We might take a look at our own modern lives and institutions. In what ways do we think we’re participating in God’s law/kingdom/plan? Are we doing the best we can? We might also take a look at our own modern institutions, especially religious ones. Where are we participating in God’s plan? If Jesus showed up, what would he see as problematic? And how would we respond, if he pointed out something that needed some Spring cleaning, and it turned out that it was something we really cherished or thought that we were doing well?

CONC

All this is to say that these sellers and moneychangers provided a necessary service. Did Jesus get angry at something unjustly? Was Jesus like me at Red Lobster? Maybe. I think it might depend upon where we imagine this happening. If it was within the Temple, then perhaps Jesus’ problem with the buying and selling concerned where it happened rather the fact that it happened in the first place. Perhaps it would have been okay with Jesus if the buying and selling happened outside of the temple and was always done justly.
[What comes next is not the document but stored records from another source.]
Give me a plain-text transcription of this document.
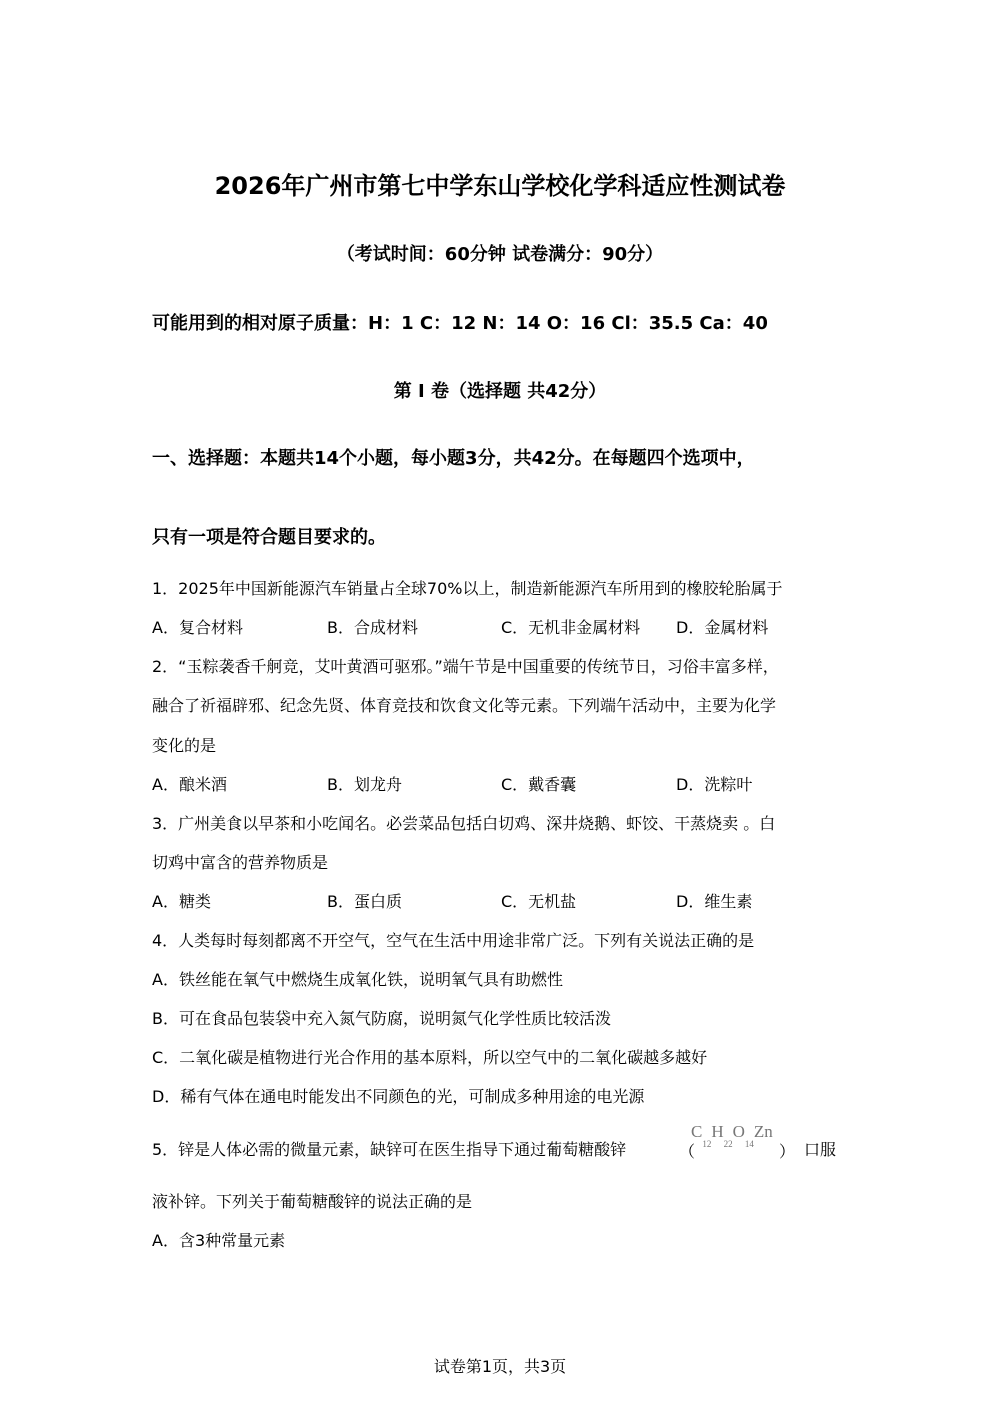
2026年广州市第七中学东山学校化学科适应性测试卷
（考试时间：60分钟 试卷满分：90分）
可能用到的相对原子质量：H：1 C：12 N：14 O：16 Cl：35.5 Ca：40
第 I 卷（选择题 共42分）
一、选择题：本题共14个小题，每小题3分，共42分。在每题四个选项中，
只有一项是符合题目要求的。
1．2025年中国新能源汽车销量占全球70%以上，制造新能源汽车所用到的橡胶轮胎属于
A．复合材料	B．合成材料	C．无机非金属材料 D．金属材料
2．“玉粽袭香千舸竞，艾叶黄酒可驱邪。”端午节是中国重要的传统节日，习俗丰富多样，
融合了祈福辟邪、纪念先贤、体育竞技和饮食文化等元素。下列端午活动中，主要为化学
变化的是
A．酿米酒	B．划龙舟	C．戴香囊	D．洗粽叶
3．广州美食以早茶和小吃闻名。必尝菜品包括白切鸡、深井烧鹅、虾饺、干蒸烧卖 。白
切鸡中富含的营养物质是
A．糖类	B．蛋白质	C．无机盐	D．维生素
4．人类每时每刻都离不开空气，空气在生活中用途非常广泛。下列有关说法正确的是
A．铁丝能在氧气中燃烧生成氧化铁，说明氧气具有助燃性
B．可在食品包装袋中充入氮气防腐，说明氮气化学性质比较活泼
C．二氧化碳是植物进行光合作用的基本原料，所以空气中的二氧化碳越多越好
D．稀有气体在通电时能发出不同颜色的光，可制成多种用途的电光源
5．锌是人体必需的微量元素，缺锌可在医生指导下通过葡萄糖酸锌	（
$C_{12}H_{22}O_{14}Zn$
） 口服
液补锌。下列关于葡萄糖酸锌的说法正确的是
A．含3种常量元素
试卷第1页，共3页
When John wrote this Gospel, the Temple had been in ruins for about thirty years. He probably did not have had a clear idea what the sacrifices were like there—he might not have been aware of the important service the buyers and sellers offered.

The issue might have more to do with John’s understanding of Jesus than with how the historical Jesus himself. Perhaps Jesus was carried away by his anger, like I was at Red Lobster, or perhaps his anger was justified, unlike mine.

Jesus, like us, does not really have the choice to not ever be angry. Anger is not subject to our choices. It is something that happens all of its own accord. The question is not whether we will be angry, just like the question is not whether we will draw breath or not. If we are alive, we draw breath—and likewise, if we are alive, we will be angry, at least on occasion. Sometimes our anger will be wisely placed, and other times it will not be.

Ultimately, it is our bodies that generate anger, and our bodies over time learn when and to what degree it will generate anger. Sometimes our bodies, often because of trauma, generate anger in contexts where it is not helpful. But over time, our bodies can sometimes re-learn more helpful responses. Over time.

It does no one any good to pretend you are not angry when you are. So—let us be angry—because we’re going to be anyways. Let us be angry at injustice, but then let us try to overcome that injustice not with anger, but with compassion and love. Let us be honest with ourselves, with God, and with each other. And may the God of peace be with us, even in the midst of our anger.